Наконец все было улажено, и Аслан Георгиевич, галантно поддерживая за локоть Эльзу, помог ей подняться в автобус и, обстреливаемый десятками любопытных глаз, потянулся к микрофону.

— Внимание! — разнесся его голос по салону. — Познакомьтесь. Фройлен Ункер. И учтите: Осетию знает неплохо, ну, а историю алан получше, чем все мы, вместе взятые…

Это была неделя, о которой я и не мечтал. Мы давали концерты в городах, находящихся друг от друга километрах в шестидесяти-восьмидесяти, и если в Италии время между концертами у нас уходило на длительные переезды, то здесь ежедневно оставалось несколько свободных часов. И артисты тратили его на посещение магазинов, местных достопримечательностей, на встречи с членами общества «ФРГ-СССР», а то и просто на прогулки по центральным улицам и площадям. Эльза все это время была рядом со мной, я постоянно видел ее улыбку, ощущал нечаянное обжигающее прикосновение ее руки. Даже находясь на сцене, я ловил ее восхищенный взгляд.

— Тебе не надоедает изо дня в день смотреть одну и ту же программу? — как-то спросил я Эльзу.

— Что ты! Я каждый раз нахожу что-то новое, чего раньше не замечала, — Серьезно ответила она и добавила: — Да и как мне может надоесть смотреть на тебя?

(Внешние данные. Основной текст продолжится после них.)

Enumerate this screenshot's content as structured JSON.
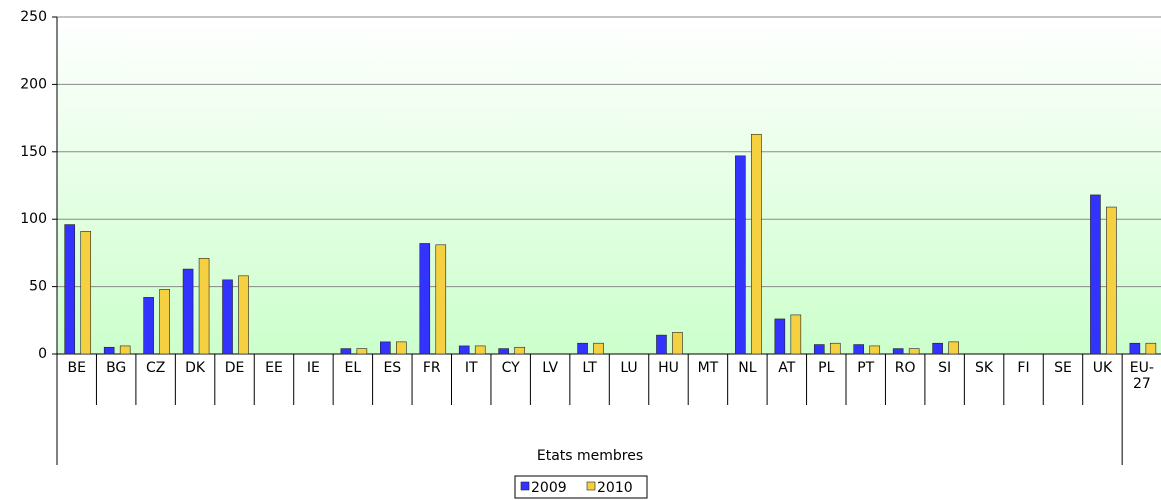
{
  "chart_data": {
    "type": "bar",
    "x_label": "Etats membres",
    "categories": [
      "BE",
      "BG",
      "CZ",
      "DK",
      "DE",
      "EE",
      "IE",
      "EL",
      "ES",
      "FR",
      "IT",
      "CY",
      "LV",
      "LT",
      "LU",
      "HU",
      "MT",
      "NL",
      "AT",
      "PL",
      "PT",
      "RO",
      "SI",
      "SK",
      "FI",
      "SE",
      "UK",
      "EU-27"
    ],
    "series": [
      {
        "name": "2009",
        "color": "#3333ff",
        "values": [
          96,
          5,
          42,
          63,
          55,
          0,
          0,
          4,
          9,
          82,
          6,
          4,
          0,
          8,
          0,
          14,
          0,
          147,
          26,
          7,
          7,
          4,
          8,
          0,
          0,
          0,
          118,
          8
        ]
      },
      {
        "name": "2010",
        "color": "#f5d142",
        "values": [
          91,
          6,
          48,
          71,
          58,
          0,
          0,
          4,
          9,
          81,
          6,
          5,
          0,
          8,
          0,
          16,
          0,
          163,
          29,
          8,
          6,
          4,
          9,
          0,
          0,
          0,
          109,
          8
        ]
      }
    ],
    "ylim": [
      0,
      250
    ],
    "yticks": [
      0,
      50,
      100,
      150,
      200,
      250
    ],
    "grid": true,
    "legend": "bottom"
  }
}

Я был беспредельно счастлив. Мы бродили по безлюдным переулкам, и она расспрашивала меня об ауле, о строящейся дороге. Она помнила каждый камень, каждую тропинку. Но я был немало удивлен, когда она заговорила о Валентине Петровиче.

— Как? Ты и это помнишь?

— Помню. Даже часто думаю о нем. Послушай, он и в самом деле знал о близкой смерти?

— Он потому и приехал в аул, чтоб умереть на родине.

— И отдал последние свои дни детворе?! — глаза ее потемнели. — А какие у него были руки?

— Руки? — ошалело смотрел я на нее. — Руки как руки… Причем тут руки?

— А ты не замечал, что у каждого человека свои руки? Лицом люди могут быть похожи друг на друга, но руки… Руки — нет. По пальцам, ладоням можно много сказать о характере, о пристрастиях человека.